A British engineer collected a $10,000 bounty for turning in his near-mint copy of a famous forty-year-old electronics magazine, but not before irking university librarians who rushed to secure their copies from thieves.

Intel Corp. this month posted a reward for a copy of the April 1965 issue of Electronics, in which company co-founder Gordon Moore accurately forecast years of exponential improvements in computer chip performance.
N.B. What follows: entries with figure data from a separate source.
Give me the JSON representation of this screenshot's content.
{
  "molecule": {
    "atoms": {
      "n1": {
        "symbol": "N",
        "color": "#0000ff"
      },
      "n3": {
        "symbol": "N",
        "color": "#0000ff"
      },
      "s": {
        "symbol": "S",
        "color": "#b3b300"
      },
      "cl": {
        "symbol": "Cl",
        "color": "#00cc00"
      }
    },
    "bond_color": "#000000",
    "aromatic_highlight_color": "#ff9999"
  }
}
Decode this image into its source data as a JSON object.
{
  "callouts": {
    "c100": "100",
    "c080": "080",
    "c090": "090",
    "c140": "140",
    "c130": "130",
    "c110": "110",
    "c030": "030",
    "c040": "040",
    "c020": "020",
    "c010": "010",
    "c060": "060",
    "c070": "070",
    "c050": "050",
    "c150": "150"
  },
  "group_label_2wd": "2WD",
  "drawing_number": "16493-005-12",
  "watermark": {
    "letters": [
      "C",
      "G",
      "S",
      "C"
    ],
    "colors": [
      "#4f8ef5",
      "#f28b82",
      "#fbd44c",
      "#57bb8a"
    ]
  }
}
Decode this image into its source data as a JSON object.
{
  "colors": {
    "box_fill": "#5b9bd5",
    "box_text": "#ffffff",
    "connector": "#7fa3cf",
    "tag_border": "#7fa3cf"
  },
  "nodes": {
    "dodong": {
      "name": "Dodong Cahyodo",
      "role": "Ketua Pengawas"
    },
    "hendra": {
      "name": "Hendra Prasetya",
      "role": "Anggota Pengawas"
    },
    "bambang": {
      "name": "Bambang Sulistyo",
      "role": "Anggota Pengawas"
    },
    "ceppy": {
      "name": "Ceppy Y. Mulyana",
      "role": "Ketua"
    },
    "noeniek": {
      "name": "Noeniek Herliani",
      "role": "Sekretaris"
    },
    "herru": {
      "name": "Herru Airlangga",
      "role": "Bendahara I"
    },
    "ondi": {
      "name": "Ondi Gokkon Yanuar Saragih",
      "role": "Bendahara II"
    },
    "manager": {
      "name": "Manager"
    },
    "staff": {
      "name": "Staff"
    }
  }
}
Later dubbed Moore's Law, the forecast has become gospel for $200 billion chip industry.

News of the reward reached Surrey, England, where an engineer named David Clark found a copy under the floorboards of his house among piles of other publications. "It is the most bizarre thing that has ever happened to me," Clark, a self- described hoarder, told the BBC.

He said he plans to use the money to help fund his daughters' weddings.

Intel's high-profile bounty, posted on the Web auction site eBay, sent librarians around the United States scrambling to lock-down copies before bounty hunters arrived.

"Somebody thought it was a cute idea," sniffed Stanford University librarian Karen Greig, who sent the equivalent of an all points bulletin to other librarians urging them to protect their copies. "The engineering library was not happy."

The warning was too late for the University of Illinois, whose copy had already disappeared, Greig said.

"People see money," she said.

Intel spokesman Manny Vara said the company's listing turned up two dozen leads, but many of them turned out to be digital reprints, photocopies, or originals that were bound with other issues and could not be separated without destroying the original binding. Two other good copies turned up, but neither were in as good condition as Clark's, he said.

After it retrieves the article from Clark next week, Intel plans to put the magazine on public display at the company's museum in its Santa Clara, California headquarters, Vara said.

The chip maker might still purchase a few more copies, Vara said. One would serve as a backup for the museum, the other to give to Moore himself, who lent out his copy years ago and lost track of it.